Cell proliferation and viability

Proliferation was determined by staining the cells with Cell Trace Violet (Invitrogen, C34557), according to the manufacturer’s procedure. HCT116 and CT-26 were plated in 24-well plates at 4 × 104 cells/well and SW480 at 6 × 104 cells/well. Cell divisions were determined during 96 h using LSRII cytometer and number of cell generations was estimated by ModFit software. To quantify the effect of HSP110 on cell proliferation rate (x), the following equation was applied:

\(x = {\sum} {A - {\sum} B }\) where A is the percentage of cells SW480shRNAHSP110 or HCT116siRNAHSP110 increased in early generations and B is the percentage of cells SW480shRNAControl or HCT116siRNAControl present in generations identified in A. Dead cells were excluded from analysis by AnnexinV-FITC labelling (BD Pharmigen, 556419) and 7-AAD (eBioscience, 00-6993-50). Cell viability quantification was performed with FlowJo software.

Real-time proliferation

Real-time proliferation was monitored using xCELLigence RTCA DP (ACEA Bioscience), which measures electrical impedance of attached cells on E-Plate view 16 PET (300600890). HCT116 and SW480 (shRNA engineered) were seeded at 2.5 × 103 cells/well and CT26 at 6 × 103 cells/well. Cells were maintained at 37 °C in 5% CO2 and impedance was measured every 10 min for the first 6 h and every 15 min during the subsequent 166 h.

Tumor growth analysis in vivo

CT26 (1 × 106) or HCT116 cells (10 × 106) were injected s.c. into the right flank of BALB/c or NOD/SCID female mice, respectively (Charles River Laboratories). Mice were intraperitoneally treated with compound 33 at 5 mg/kg or a control vehicle (BALB/c n = 10/group, NOD SCID n = 6/group) twice a week. Mice were euthanized when tumors reached 2000 mm3 and tumor IHC staining was performed.

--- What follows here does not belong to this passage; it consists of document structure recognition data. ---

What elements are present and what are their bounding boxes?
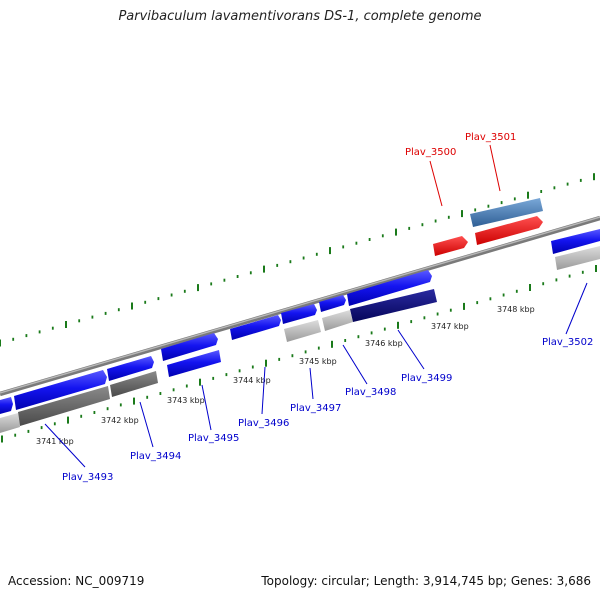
- leader-3498: [342, 344, 368, 385]
- gene-label-3493[interactable]: Plav_3493: [62, 472, 113, 483]
- gene-label-3501[interactable]: Plav_3501: [465, 132, 516, 143]
- gene-labels: Plav_3493 Plav_3494 Plav_3495 Plav_3496 …: [62, 132, 593, 483]
- gene-label-3499[interactable]: Plav_3499: [401, 373, 452, 384]
- gene-arrow-3494-b[interactable]: [110, 371, 158, 397]
- gene-arrow-3499-b[interactable]: [350, 289, 437, 322]
- gene-label-3498[interactable]: Plav_3498: [345, 387, 396, 398]
- inner-scale-ring: [1, 265, 597, 443]
- genome-backbone: [0, 215, 600, 397]
- gene-label-3502[interactable]: Plav_3502: [542, 337, 593, 348]
- leader-3501: [489, 144, 501, 192]
- gene-label-3500[interactable]: Plav_3500: [405, 147, 456, 158]
- leader-3496: [261, 366, 266, 415]
- gene-arrow-3494-a[interactable]: [107, 356, 154, 381]
- gene-label-3497[interactable]: Plav_3497: [290, 403, 341, 414]
- tick-label-3745: 3745 kbp: [299, 357, 337, 366]
- topology-summary: Topology: circular; Length: 3,914,745 bp…: [261, 574, 591, 588]
- gene-label-3495[interactable]: Plav_3495: [188, 433, 239, 444]
- accession-label: Accession: NC_009719: [8, 574, 145, 588]
- leader-3500: [429, 160, 443, 207]
- gene-arrow-edge-left-1[interactable]: [0, 397, 13, 414]
- tick-label-3748: 3748 kbp: [497, 305, 535, 314]
- leader-3495: [201, 384, 212, 431]
- gene-label-3494[interactable]: Plav_3494: [130, 451, 181, 462]
- gene-arrow-3493-a[interactable]: [14, 370, 107, 410]
- gene-arrow-3501-a[interactable]: [475, 216, 543, 245]
- leader-3494: [139, 401, 154, 448]
- leader-3497: [309, 367, 314, 400]
- gene-arrow-3497-b[interactable]: [284, 320, 321, 342]
- tick-label-3743: 3743 kbp: [167, 396, 205, 405]
- gene-arrow-3493-b[interactable]: [18, 386, 110, 426]
- gene-arrow-3497-a[interactable]: [281, 304, 317, 324]
- tick-label-3742: 3742 kbp: [101, 416, 139, 425]
- gene-features: [0, 198, 600, 433]
- gene-arrow-3501-b[interactable]: [470, 198, 543, 227]
- outer-scale-ring: [0, 173, 595, 347]
- gene-arrow-3500[interactable]: [433, 236, 468, 256]
- gene-label-3496[interactable]: Plav_3496: [238, 418, 289, 429]
- tick-label-3744: 3744 kbp: [233, 376, 271, 385]
- tick-label-3747: 3747 kbp: [431, 322, 469, 331]
- gene-arrow-3502-b[interactable]: [555, 246, 600, 270]
- leader-3499: [397, 329, 425, 370]
- gene-arrow-3496[interactable]: [230, 315, 281, 340]
- leader-3493: [44, 423, 86, 468]
- gene-arrow-3499-a[interactable]: [347, 270, 432, 306]
- gene-arrow-3498-b[interactable]: [322, 310, 353, 331]
- gene-arrow-3498-a[interactable]: [319, 295, 346, 312]
- scale-tick-labels: 3741 kbp 3742 kbp 3743 kbp 3744 kbp 3745…: [36, 305, 535, 446]
- leader-3502: [565, 282, 588, 335]
- gene-arrow-3495-b[interactable]: [167, 350, 221, 377]
- tick-label-3741: 3741 kbp: [36, 437, 74, 446]
- tick-label-3746: 3746 kbp: [365, 339, 403, 348]
- gene-arrow-3495-a[interactable]: [161, 333, 218, 361]
- genome-title: Parvibaculum lavamentivorans DS-1, compl…: [118, 9, 482, 24]
- gene-arrow-edge-left-2[interactable]: [0, 413, 20, 433]
- gene-label-leaders: [44, 144, 588, 468]
- gene-arrow-3502-a[interactable]: [551, 229, 600, 254]
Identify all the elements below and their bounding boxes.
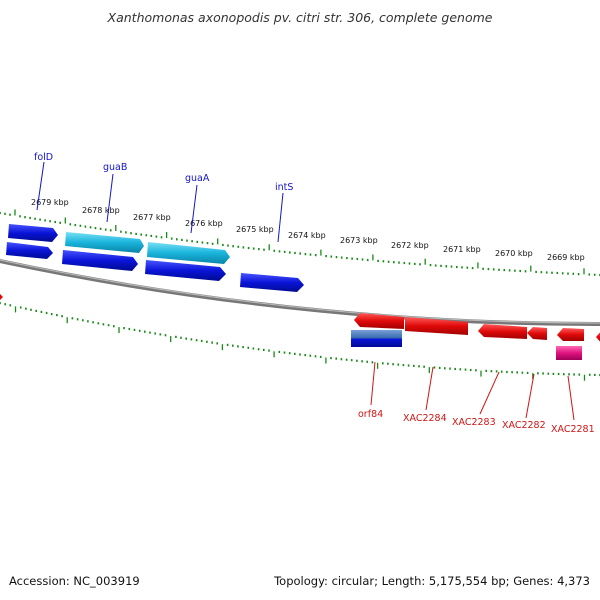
scale-label: 2677 kbp: [133, 213, 171, 222]
tick-track-lower: [0, 301, 600, 381]
leader-line: [277, 192, 284, 243]
gene-arrow-xac2283[interactable]: [478, 324, 527, 339]
genome-backbone: [0, 259, 600, 326]
page-title: Xanthomonas axonopodis pv. citri str. 30…: [107, 10, 493, 25]
gene-label-orf84[interactable]: orf84: [358, 409, 383, 420]
gene-arrow-xac2282[interactable]: [527, 327, 547, 340]
forward-genes: [0, 224, 304, 300]
gene-label-xac2283[interactable]: XAC2283: [452, 417, 496, 428]
scale-label: 2669 kbp: [547, 253, 585, 262]
leader-line: [36, 161, 45, 211]
gene-arrow-xac2281[interactable]: [557, 328, 584, 341]
gene-label-ints[interactable]: intS: [275, 182, 293, 193]
gene-label-xac2284[interactable]: XAC2284: [403, 413, 447, 424]
scale-label: 2670 kbp: [495, 249, 533, 258]
gene-arrow-ints[interactable]: [240, 273, 304, 292]
gene-label-fold[interactable]: folD: [34, 152, 53, 163]
gene-label-xac2281[interactable]: XAC2281: [551, 424, 595, 435]
gene-arrow[interactable]: [354, 313, 404, 329]
gene-arrow-guab[interactable]: [65, 232, 144, 253]
scale-labels: 2679 kbp 2678 kbp 2677 kbp 2676 kbp 2675…: [31, 198, 585, 262]
scale-label: 2672 kbp: [391, 241, 429, 250]
reverse-genes: [351, 313, 600, 360]
scale-label: 2676 kbp: [185, 219, 223, 228]
scale-label: 2679 kbp: [31, 198, 69, 207]
leader-line: [106, 173, 114, 223]
leader-line: [190, 184, 198, 234]
scale-label: 2678 kbp: [82, 206, 120, 215]
gene-label-guaa[interactable]: guaA: [185, 173, 210, 184]
reverse-gene-labels: orf84 XAC2284 XAC2283 XAC2282 XAC2281: [358, 361, 595, 435]
gene-arrow[interactable]: [145, 260, 226, 281]
leader-line: [567, 375, 575, 421]
gene-arrow[interactable]: [596, 330, 600, 344]
leader-line: [370, 361, 376, 406]
gene-arrow-guaa[interactable]: [147, 242, 230, 264]
tick-track-upper: [0, 209, 600, 277]
gene-box-pink[interactable]: [556, 346, 582, 360]
forward-gene-labels: folD guaB guaA intS: [34, 152, 293, 243]
gene-arrow[interactable]: [8, 224, 58, 242]
gene-arrow[interactable]: [62, 250, 138, 271]
leader-line: [425, 366, 434, 411]
gene-arrow[interactable]: [6, 242, 53, 259]
gene-label-xac2282[interactable]: XAC2282: [502, 420, 546, 431]
scale-label: 2671 kbp: [443, 245, 481, 254]
scale-label: 2675 kbp: [236, 225, 274, 234]
gene-arrow[interactable]: [0, 294, 3, 300]
gene-label-guab[interactable]: guaB: [103, 162, 127, 173]
gene-arrow-xac2284[interactable]: [405, 317, 468, 335]
gene-box-orf84[interactable]: [351, 330, 402, 347]
scale-label: 2674 kbp: [288, 231, 326, 240]
leader-line: [525, 373, 535, 419]
leader-line: [479, 371, 500, 415]
genome-summary-text: Topology: circular; Length: 5,175,554 bp…: [274, 574, 590, 588]
scale-label: 2673 kbp: [340, 236, 378, 245]
accession-text: Accession: NC_003919: [9, 574, 140, 588]
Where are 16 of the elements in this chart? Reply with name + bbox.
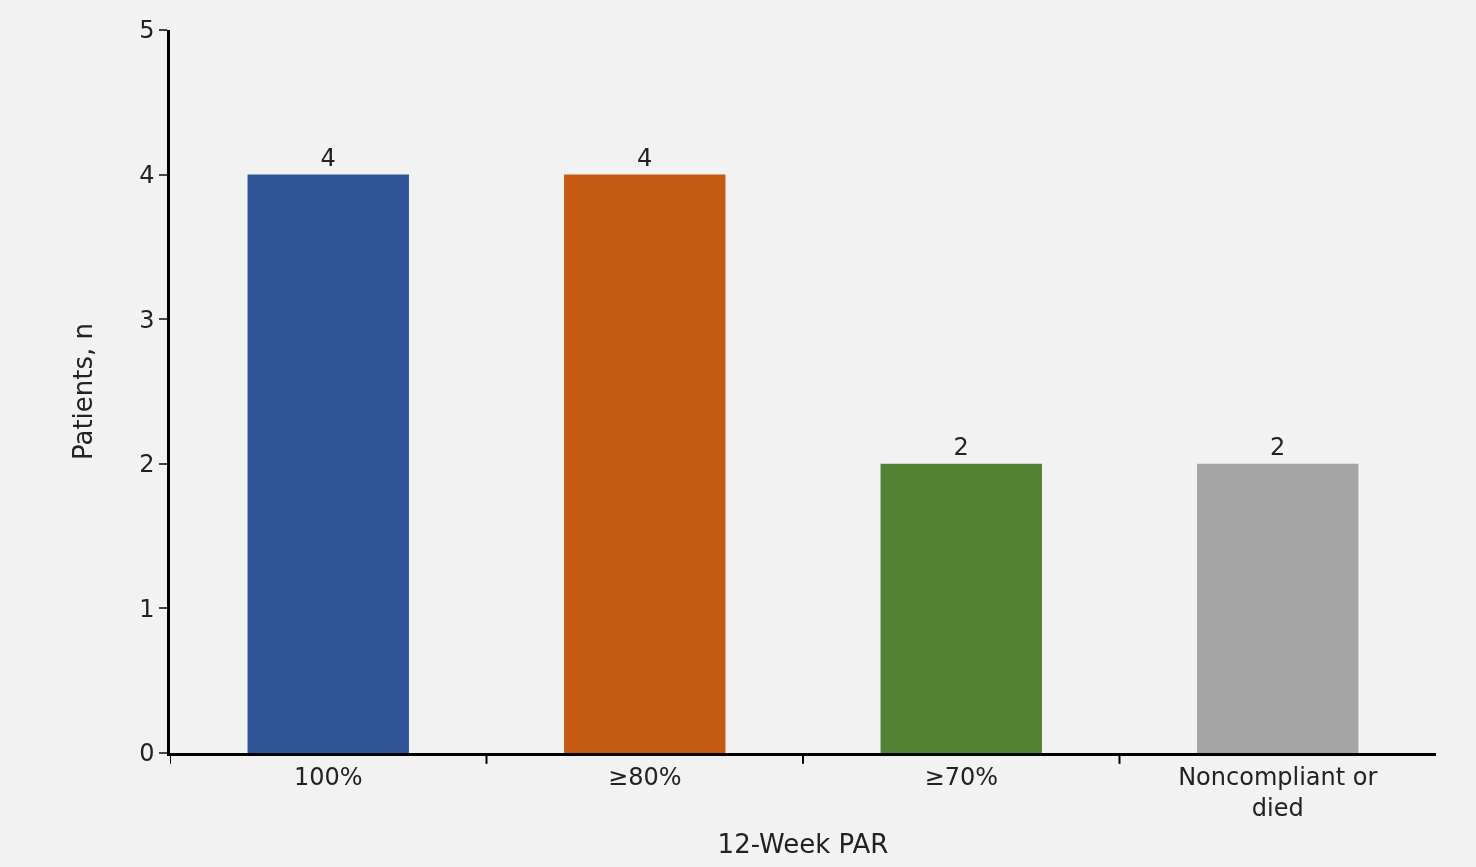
data-label: 4	[637, 143, 653, 172]
y-tick-label: 1	[139, 594, 155, 623]
x-tick-label: Noncompliant or died	[1178, 762, 1378, 822]
y-tick-label: 3	[139, 305, 155, 334]
x-tick-label: 100%	[293, 762, 363, 791]
data-label: 2	[953, 432, 969, 461]
y-tick-label: 4	[139, 161, 155, 189]
y-axis-title: Patients, n	[67, 322, 98, 461]
x-axis-title: 12-Week PAR	[717, 829, 889, 860]
y-tick-label: 0	[139, 739, 155, 768]
x-tick-label: ≥70%	[924, 762, 998, 791]
data-label: 4	[320, 143, 336, 172]
y-tick-label: 2	[139, 450, 155, 479]
x-tick-label: ≥80%	[608, 762, 682, 791]
y-tick-label: 5	[139, 16, 155, 45]
data-label: 2	[1270, 432, 1286, 461]
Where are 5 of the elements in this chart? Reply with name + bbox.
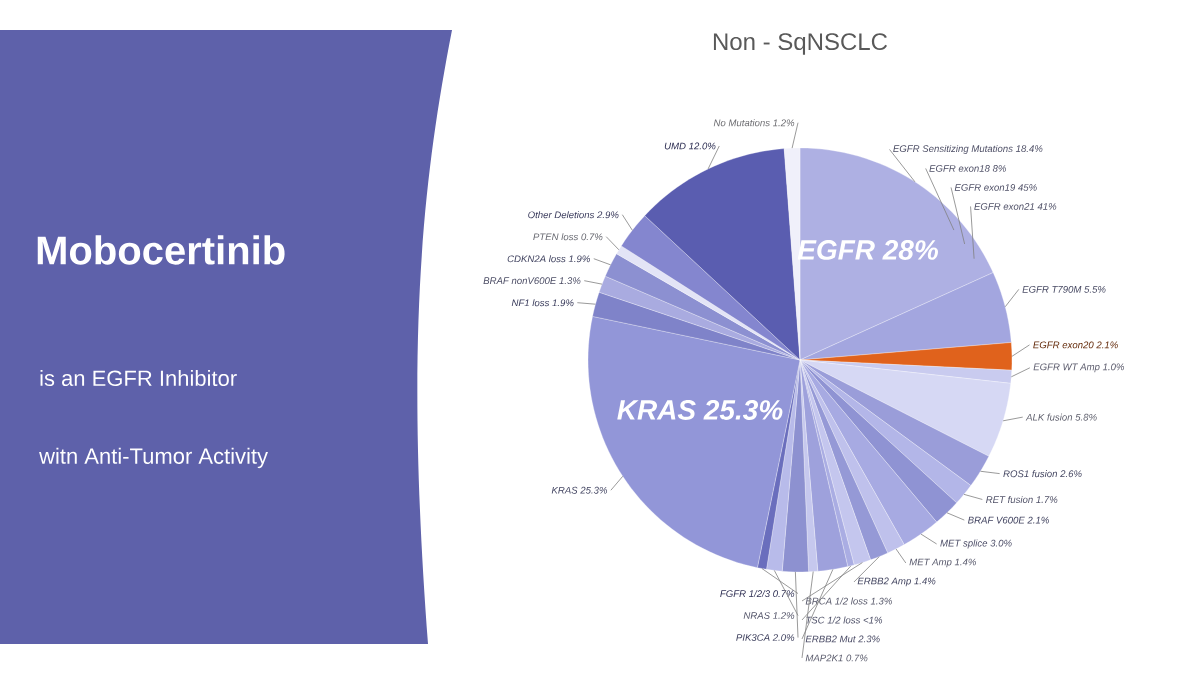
chart-title: Non - SqNSCLC: [713, 33, 888, 55]
text: witn Anti-Tumor Activity: [39, 447, 268, 469]
text: Mobocertinib: [37, 235, 285, 265]
text: KRAS 25.3%: [617, 400, 783, 420]
text: is an EGFR Inhibitor: [40, 369, 237, 387]
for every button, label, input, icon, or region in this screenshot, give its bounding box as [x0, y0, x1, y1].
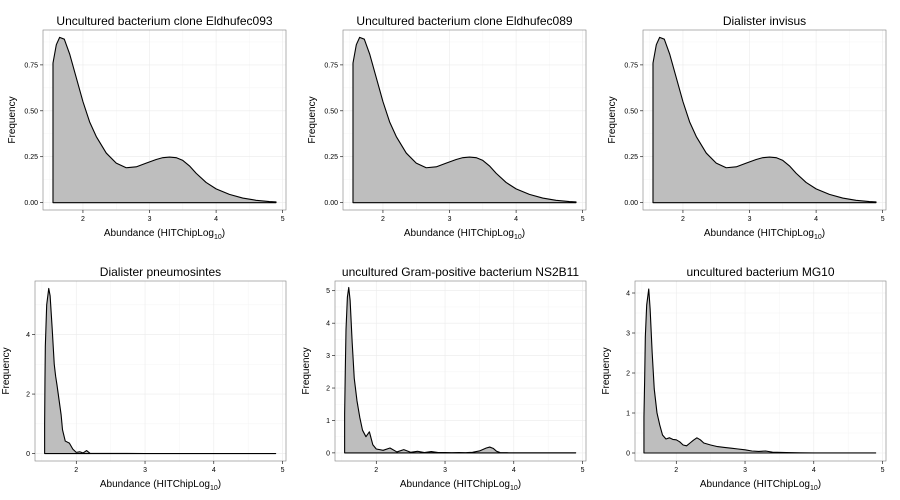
y-tick-label: 0.00 [624, 200, 638, 207]
x-tick-label: 3 [148, 216, 152, 223]
x-tick-label: 2 [674, 467, 678, 474]
panel-title: uncultured Gram-positive bacterium NS2B1… [342, 265, 580, 279]
y-tick-label: 4 [26, 332, 30, 339]
y-tick-label: 3 [626, 331, 630, 338]
x-tick-label: 3 [743, 467, 747, 474]
x-tick-label: 4 [812, 467, 816, 474]
density-area [652, 36, 877, 204]
y-tick-label: 0.75 [24, 62, 38, 69]
y-tick-label: 2 [326, 386, 330, 393]
x-tick-label: 3 [748, 216, 752, 223]
y-axis-title: Frequency [301, 347, 312, 394]
y-axis-title: Frequency [607, 96, 618, 143]
plot-frame [42, 29, 287, 211]
plot-frame [634, 280, 887, 462]
x-tick-label: 5 [881, 216, 885, 223]
plot-frame [642, 29, 887, 211]
x-tick-label: 4 [212, 467, 216, 474]
x-tick-label: 3 [443, 467, 447, 474]
x-tick-label: 4 [214, 216, 218, 223]
y-tick-label: 4 [626, 291, 630, 298]
x-axis-title: Abundance (HITChipLog10) [404, 228, 525, 241]
y-tick-label: 0.25 [324, 154, 338, 161]
x-tick-label: 5 [281, 216, 285, 223]
density-area [344, 286, 577, 454]
x-tick-label: 5 [581, 467, 585, 474]
x-tick-label: 2 [681, 216, 685, 223]
y-tick-label: 0.50 [324, 108, 338, 115]
density-area [44, 287, 277, 455]
x-tick-label: 2 [74, 467, 78, 474]
y-tick-label: 0 [26, 451, 30, 458]
panel-title: uncultured bacterium MG10 [686, 265, 834, 279]
y-axis-title: Frequency [7, 96, 18, 143]
panel-title: Dialister invisus [723, 14, 806, 28]
x-tick-label: 2 [381, 216, 385, 223]
y-tick-label: 0.25 [624, 154, 638, 161]
plot-frame [334, 280, 587, 462]
panel-title: Uncultured bacterium clone Eldhufec089 [356, 14, 572, 28]
chart-panel-4: 2 3 4 5 0 2 4 Dialister pneumosintes Abundance (… [1, 265, 287, 492]
x-axis-title: Abundance (HITChipLog10) [704, 228, 825, 241]
y-tick-label: 0.50 [624, 108, 638, 115]
plot-frame [34, 280, 287, 462]
y-tick-label: 2 [26, 392, 30, 399]
y-tick-label: 0 [626, 451, 630, 458]
y-tick-label: 5 [326, 288, 330, 295]
y-tick-label: 0.00 [24, 200, 38, 207]
x-tick-label: 5 [581, 216, 585, 223]
x-tick-label: 3 [143, 467, 147, 474]
density-area [352, 36, 577, 204]
x-axis-title: Abundance (HITChipLog10) [104, 228, 225, 241]
plot-background [35, 281, 286, 461]
x-tick-label: 5 [281, 467, 285, 474]
x-tick-label: 2 [81, 216, 85, 223]
y-axis-title: Frequency [1, 347, 12, 394]
panel-title: Dialister pneumosintes [100, 265, 221, 279]
y-axis-title: Frequency [307, 96, 318, 143]
y-tick-label: 1 [626, 411, 630, 418]
y-tick-label: 3 [326, 353, 330, 360]
x-axis-title: Abundance (HITChipLog10) [700, 479, 821, 492]
plot-frame [342, 29, 587, 211]
y-tick-label: 0.00 [324, 200, 338, 207]
x-tick-label: 2 [374, 467, 378, 474]
y-axis-title: Frequency [601, 347, 612, 394]
density-area [52, 36, 277, 204]
plot-background [335, 281, 586, 461]
y-tick-label: 1 [326, 418, 330, 425]
y-tick-label: 0.25 [24, 154, 38, 161]
density-area [643, 288, 877, 454]
y-tick-label: 0 [326, 450, 330, 457]
chart-panel-5: 2 3 4 5 0 1 2 3 4 5 uncultured Gram-positive bacte… [301, 265, 587, 492]
x-tick-label: 4 [512, 467, 516, 474]
y-tick-label: 0.75 [324, 62, 338, 69]
chart-panel-1: 2 3 4 5 0.00 0.25 0.50 0.75 Uncultured bacterium… [7, 14, 287, 241]
x-axis-title: Abundance (HITChipLog10) [400, 479, 521, 492]
panel-title: Uncultured bacterium clone Eldhufec093 [56, 14, 272, 28]
chart-panel-6: 2 3 4 5 0 1 2 3 4 uncultured bacterium MG10 Abunda… [601, 265, 887, 492]
y-tick-label: 4 [326, 321, 330, 328]
chart-panel-2: 2 3 4 5 0.00 0.25 0.50 0.75 Uncultured bacterium… [307, 14, 587, 241]
y-tick-label: 0.75 [624, 62, 638, 69]
x-tick-label: 4 [514, 216, 518, 223]
chart-panel-3: 2 3 4 5 0.00 0.25 0.50 0.75 Dialister invisus Abu… [607, 14, 887, 241]
x-tick-label: 5 [881, 467, 885, 474]
y-tick-label: 2 [626, 371, 630, 378]
y-tick-label: 0.50 [24, 108, 38, 115]
x-tick-label: 3 [448, 216, 452, 223]
x-tick-label: 4 [814, 216, 818, 223]
x-axis-title: Abundance (HITChipLog10) [100, 479, 221, 492]
plot-background [635, 281, 886, 461]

Soft agar colony formation

Colorectal cancer SW480 cells, depleted or not for HSP110, were cultured, in the presence of absence of molecule 33 (20 μM) in a six-well dish (10,000 cells/well) in 0.45% agarose in growth media, layered on top of 0.75% agarose growth media. Colonies were counted under a light microscope 2–3 weeks post plating. For each experiment, cells were seeded in triplicate and three fields per well were quantified.